Belleville Shanghai express: amours contrariées et quête de liberté

Bonjour Philippe Lafitte,

Belleville Shanghai Express est votre cinquième roman, il est publié aux éditions Grasset. On y croise un jeune photographe autodidacte et une jolie chinoise un peu naïve, dont les amours vont être contrariées par le père de Line, un homme d’affaire influent, et son cousin, une petite crapule qui parade dans sa Porsche Cayenne. Cette intrigue nous emmène dans une passionnante balade entre le quartier chinois de Belleville et le monde clinquant de Shanghai. Comment avez-vous eu l’idée de placer votre intrigue dans cet univers bien particulier ?

C’est en fait parti de rencontres fortuites. On m’a parlé des gens d’origine chinoise qui se sont installés en France depuis très longtemps, parfois depuis la guerre de 14. J’ai fait des recherches, et de fil en aiguille a germé une idée d’histoire qui a fait son chemin. Ensuite je me suis focalisé sur une sorte de remake de Roméo et Juliette avec des gens d’aujourd’hui, des gens de la génération Y, qui ont entre 20 et 25 ans. Ça m’a permis de me focaliser sur Belleville, qui est un quartier où je vais souvent. C’est un quartier très multicolore, très multiethnique, mais aussi un quartier très complexe. Il n’y a pas une communauté asiatique : il y a toutes sortes de communautés différentes. Je me suis rendu compte qu’il y avait ici matière à raconter une histoire de passion amoureuse contrariée par des familles qui se détestent, ce qui rejoint le thème shakespearien de Roméo et Juliette.

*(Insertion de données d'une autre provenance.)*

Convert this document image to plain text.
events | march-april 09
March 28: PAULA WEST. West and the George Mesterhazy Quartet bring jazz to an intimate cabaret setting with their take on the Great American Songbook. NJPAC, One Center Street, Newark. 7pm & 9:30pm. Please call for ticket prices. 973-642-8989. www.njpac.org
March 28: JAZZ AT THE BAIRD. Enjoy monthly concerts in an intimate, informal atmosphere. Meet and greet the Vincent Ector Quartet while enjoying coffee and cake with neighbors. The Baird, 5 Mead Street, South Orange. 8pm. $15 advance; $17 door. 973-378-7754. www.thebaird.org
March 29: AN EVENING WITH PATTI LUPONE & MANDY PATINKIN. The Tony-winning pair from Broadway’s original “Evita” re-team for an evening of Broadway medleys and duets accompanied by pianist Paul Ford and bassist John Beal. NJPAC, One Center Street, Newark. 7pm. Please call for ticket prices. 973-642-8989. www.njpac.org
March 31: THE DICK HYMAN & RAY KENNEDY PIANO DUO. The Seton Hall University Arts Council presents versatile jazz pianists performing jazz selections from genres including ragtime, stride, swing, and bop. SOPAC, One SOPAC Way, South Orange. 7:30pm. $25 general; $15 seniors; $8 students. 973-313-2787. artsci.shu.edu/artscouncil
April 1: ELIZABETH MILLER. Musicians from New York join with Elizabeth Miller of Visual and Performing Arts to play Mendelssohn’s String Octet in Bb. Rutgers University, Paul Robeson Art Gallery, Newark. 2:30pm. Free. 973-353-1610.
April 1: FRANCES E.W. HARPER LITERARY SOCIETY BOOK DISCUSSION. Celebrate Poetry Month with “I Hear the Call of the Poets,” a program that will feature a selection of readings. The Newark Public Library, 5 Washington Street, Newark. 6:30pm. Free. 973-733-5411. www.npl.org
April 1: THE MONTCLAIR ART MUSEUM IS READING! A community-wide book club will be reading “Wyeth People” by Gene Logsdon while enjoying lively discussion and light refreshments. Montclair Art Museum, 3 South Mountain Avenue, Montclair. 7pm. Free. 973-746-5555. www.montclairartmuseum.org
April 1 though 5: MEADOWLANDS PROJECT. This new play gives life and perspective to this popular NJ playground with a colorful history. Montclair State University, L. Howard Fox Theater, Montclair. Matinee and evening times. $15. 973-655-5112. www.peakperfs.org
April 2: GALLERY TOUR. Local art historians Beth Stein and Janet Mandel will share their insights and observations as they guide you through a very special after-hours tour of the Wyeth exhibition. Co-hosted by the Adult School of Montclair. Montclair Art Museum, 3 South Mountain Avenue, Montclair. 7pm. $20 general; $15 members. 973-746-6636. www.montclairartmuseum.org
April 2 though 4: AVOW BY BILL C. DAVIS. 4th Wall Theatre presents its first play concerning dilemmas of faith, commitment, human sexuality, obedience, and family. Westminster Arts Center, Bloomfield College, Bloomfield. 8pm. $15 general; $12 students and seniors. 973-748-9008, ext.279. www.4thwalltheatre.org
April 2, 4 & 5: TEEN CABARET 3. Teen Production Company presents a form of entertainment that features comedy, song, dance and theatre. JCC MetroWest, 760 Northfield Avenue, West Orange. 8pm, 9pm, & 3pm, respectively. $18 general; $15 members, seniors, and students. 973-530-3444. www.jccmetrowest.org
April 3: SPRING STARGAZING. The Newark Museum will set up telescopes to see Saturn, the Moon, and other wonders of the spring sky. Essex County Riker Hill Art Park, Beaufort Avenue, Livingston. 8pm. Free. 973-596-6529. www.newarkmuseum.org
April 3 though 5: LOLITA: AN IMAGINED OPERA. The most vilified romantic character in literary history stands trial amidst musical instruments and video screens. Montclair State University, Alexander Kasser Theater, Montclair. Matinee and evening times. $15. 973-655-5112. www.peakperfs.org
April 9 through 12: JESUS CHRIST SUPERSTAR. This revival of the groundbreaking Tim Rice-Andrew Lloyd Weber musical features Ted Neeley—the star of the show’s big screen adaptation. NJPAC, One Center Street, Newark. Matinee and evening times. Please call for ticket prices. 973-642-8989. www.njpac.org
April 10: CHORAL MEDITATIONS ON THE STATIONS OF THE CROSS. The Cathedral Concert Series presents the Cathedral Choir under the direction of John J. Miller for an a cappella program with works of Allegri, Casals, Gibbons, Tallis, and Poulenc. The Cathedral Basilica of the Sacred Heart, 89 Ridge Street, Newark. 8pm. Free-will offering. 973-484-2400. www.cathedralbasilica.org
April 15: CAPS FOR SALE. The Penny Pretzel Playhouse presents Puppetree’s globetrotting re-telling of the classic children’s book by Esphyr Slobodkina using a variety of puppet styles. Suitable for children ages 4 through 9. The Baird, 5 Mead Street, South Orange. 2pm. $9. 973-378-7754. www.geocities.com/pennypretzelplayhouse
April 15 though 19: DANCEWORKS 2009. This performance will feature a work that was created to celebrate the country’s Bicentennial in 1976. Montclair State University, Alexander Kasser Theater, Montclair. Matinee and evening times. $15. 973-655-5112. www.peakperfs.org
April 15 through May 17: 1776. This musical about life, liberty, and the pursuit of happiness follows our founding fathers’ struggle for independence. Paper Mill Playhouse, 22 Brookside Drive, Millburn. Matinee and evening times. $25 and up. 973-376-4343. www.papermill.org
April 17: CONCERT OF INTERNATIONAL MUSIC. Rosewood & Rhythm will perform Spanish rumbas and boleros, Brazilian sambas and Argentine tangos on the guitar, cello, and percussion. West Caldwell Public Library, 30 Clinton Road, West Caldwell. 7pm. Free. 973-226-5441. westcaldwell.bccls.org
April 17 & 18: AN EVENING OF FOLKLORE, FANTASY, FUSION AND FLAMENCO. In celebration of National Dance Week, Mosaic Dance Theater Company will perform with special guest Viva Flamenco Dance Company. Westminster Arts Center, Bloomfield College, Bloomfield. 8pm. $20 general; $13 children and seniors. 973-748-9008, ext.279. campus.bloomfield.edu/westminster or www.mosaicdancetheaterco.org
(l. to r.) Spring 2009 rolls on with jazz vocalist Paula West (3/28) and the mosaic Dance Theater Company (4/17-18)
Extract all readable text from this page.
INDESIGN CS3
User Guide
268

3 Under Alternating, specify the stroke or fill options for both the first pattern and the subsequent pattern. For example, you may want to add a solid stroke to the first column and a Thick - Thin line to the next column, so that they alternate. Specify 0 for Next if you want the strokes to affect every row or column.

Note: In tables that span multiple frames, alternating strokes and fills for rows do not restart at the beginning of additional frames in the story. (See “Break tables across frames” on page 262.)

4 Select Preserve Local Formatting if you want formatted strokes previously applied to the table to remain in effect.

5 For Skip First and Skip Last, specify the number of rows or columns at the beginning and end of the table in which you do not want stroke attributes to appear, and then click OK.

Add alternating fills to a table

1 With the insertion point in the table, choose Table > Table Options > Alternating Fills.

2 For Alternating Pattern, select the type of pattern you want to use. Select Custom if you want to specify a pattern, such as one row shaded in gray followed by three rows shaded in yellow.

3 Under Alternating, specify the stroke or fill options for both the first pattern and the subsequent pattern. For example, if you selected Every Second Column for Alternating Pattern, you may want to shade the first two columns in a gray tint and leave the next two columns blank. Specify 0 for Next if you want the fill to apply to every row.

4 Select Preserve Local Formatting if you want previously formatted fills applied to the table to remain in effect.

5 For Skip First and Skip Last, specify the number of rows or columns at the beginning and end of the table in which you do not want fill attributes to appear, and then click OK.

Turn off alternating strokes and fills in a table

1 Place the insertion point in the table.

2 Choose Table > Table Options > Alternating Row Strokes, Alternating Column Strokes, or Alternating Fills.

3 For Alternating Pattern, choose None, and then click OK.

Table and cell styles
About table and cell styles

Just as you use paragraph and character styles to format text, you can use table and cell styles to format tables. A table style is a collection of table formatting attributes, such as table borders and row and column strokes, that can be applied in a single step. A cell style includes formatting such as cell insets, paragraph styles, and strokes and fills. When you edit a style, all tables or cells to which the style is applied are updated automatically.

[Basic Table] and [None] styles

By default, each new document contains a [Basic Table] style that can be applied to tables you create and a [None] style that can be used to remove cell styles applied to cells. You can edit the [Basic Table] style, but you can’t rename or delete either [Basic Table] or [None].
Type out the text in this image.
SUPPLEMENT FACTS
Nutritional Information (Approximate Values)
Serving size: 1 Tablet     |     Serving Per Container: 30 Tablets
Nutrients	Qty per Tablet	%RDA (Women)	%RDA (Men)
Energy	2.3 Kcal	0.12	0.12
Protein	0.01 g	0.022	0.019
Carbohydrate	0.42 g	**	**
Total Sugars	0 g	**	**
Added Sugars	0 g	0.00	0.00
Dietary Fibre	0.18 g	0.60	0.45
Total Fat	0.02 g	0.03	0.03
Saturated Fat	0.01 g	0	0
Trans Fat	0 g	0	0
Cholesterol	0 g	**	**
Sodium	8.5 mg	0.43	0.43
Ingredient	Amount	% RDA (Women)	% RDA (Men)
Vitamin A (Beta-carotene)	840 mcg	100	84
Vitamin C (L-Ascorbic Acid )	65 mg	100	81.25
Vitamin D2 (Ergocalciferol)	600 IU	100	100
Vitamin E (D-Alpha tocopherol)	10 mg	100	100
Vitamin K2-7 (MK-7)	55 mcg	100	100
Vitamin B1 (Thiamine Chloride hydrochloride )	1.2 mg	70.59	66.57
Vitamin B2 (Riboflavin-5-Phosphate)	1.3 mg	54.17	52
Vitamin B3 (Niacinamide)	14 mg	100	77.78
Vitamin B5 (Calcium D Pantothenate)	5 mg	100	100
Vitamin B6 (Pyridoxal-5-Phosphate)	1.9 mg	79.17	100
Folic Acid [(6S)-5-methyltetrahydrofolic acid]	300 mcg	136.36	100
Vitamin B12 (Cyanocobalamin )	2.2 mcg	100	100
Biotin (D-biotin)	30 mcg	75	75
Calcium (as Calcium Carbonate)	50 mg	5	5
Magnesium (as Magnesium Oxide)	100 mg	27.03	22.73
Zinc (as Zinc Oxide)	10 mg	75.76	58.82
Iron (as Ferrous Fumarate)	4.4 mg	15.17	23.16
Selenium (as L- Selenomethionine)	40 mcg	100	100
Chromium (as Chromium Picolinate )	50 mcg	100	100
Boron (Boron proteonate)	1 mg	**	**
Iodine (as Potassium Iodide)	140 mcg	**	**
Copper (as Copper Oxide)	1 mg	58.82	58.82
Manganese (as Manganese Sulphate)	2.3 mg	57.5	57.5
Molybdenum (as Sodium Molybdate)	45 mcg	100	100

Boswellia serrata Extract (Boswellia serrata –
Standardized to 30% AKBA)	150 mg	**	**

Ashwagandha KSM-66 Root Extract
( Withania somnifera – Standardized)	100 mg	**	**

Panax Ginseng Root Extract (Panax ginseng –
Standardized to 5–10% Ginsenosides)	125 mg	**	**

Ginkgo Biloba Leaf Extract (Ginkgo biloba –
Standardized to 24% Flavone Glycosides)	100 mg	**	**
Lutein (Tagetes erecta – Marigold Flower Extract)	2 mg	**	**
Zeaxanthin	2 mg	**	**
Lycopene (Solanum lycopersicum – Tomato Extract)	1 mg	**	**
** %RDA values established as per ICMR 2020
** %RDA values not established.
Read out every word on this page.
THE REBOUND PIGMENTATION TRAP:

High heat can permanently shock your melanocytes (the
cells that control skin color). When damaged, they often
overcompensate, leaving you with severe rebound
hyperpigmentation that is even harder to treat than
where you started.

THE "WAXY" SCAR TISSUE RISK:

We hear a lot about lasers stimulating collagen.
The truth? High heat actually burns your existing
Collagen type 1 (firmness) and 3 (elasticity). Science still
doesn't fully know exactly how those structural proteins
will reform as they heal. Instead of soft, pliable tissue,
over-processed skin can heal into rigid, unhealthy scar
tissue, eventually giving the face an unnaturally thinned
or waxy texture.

Vincent voit Belleville travers son regard de photographe, ses cadrages. On sent que vous êtes, vous aussi, passionné par la photo.

Oui j’aime beaucoup la photo, j’en fait moi aussi, sans être professionnel : je m’intéresse à l’esthétique photographique. Or Belleville est un quartier très particulier, c’est un des plus beaux quartiers populaires de Paris, un endroit extrêmement photogénique. J’ai fait des repérages, des photos - qui restent des clichés d’amateur - mais ça a nourri ma façon de décrire les lieux, de penser aux cadrages, à la manière dont Vincent voit son propre quartier.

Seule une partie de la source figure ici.